March of the megastores that cost me my butcher - News - Evening Standard
       

March of the megastores that cost me my butcher

Has anyone seen my local butcher? Last week I walked for half an hour without finding him. I could instead have bought my stewing steak at a Co-op, Morrisons, Sainsbury's, Budgens, M&S or Waitrose - all of which jostle for custom near my home.

But experience tells me meat from supermarkets has less flavour than that from a butcher. It's tough, or over-trimmed of fat, or it shrivels in the pan. At a supermarket, you're picking it off a shelf or buying from a meat counter assistant, not a proper butcher who can advise on cut, cooking method and quantity - always the most bewildering part.

Yesterday the Competition Commission ruled that supermarkets don't harm small shops. Does anyone really believe that? In the light of my missing butcher, not to mention the disappearing fishmongers and bakers, I'm sceptical. The report also claimed consumers get a good deal because prices stay down.

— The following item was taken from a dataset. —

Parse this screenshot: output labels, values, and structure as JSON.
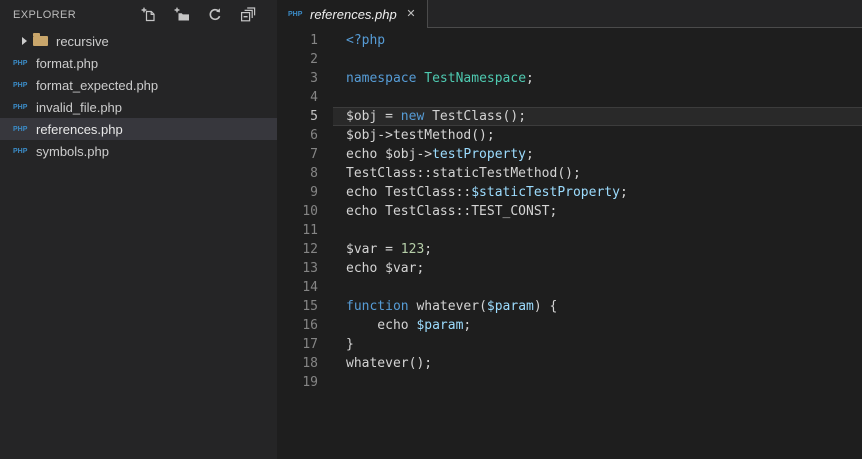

But anyone who cares about what they eat knows that low-cost food is missing the point. We don't need food in greater quantities - many of us are too fat - what we need is better quality produce. Take the £2 rotisserie chicken on sale in Waitrose on Sunday. It didn't compare, price-wise, to the one I'd just bought at the farmers' market, for £12. But at least I knew my farm chicken had a decent life, and its owner wasn't ripped off. It tasted of chicken, too.

I've come to loathe supermarkets with an intensity I used to reserve for politicians. I detest their bland wooden carrots, unseasonal soft fruit and overpriced organics airfreighted in from Third World countries. I hate the way supermarkets and salmon farmers conspired to create a whole new fish, suppurating with vile white fluid and fat, virtually killing off proper wild salmon in the process.

The ready meals they sell by the truckload are laden with salt, sugar and fat. Why would anyone prepare a meal when there's a choice of 20 "gourmet" pizzas in the chill cabinet? It's ironic, but supermarkets are killing cooking. In the baking aisle the other day it was easier to find ready-made "frosting" than plain old icing sugar.

And don't even start me on the packaging. Vast amounts of our domestic rubbish is cardboard food boxes, plastic trays, Cellophane wrapping. Last week a report showed supermarkets are much worse offenders than small shops, with only 40 per cent of Marks & Spencer packaging being recyclable, compared with 79 per cent of that from local retailers.

The Competition Commission does make one demand for action against supermarkets. It urges that planning loopholes used by supermarkets to keep out rivals by buying up swathes of land should be closed. Which is basically a green light to open yet more megastores.

If that happens, then the future will belong to the supermarkets and no one else. More packaging, poorer farmers, fatter consumers - and an even more forlorn search for a real butcher.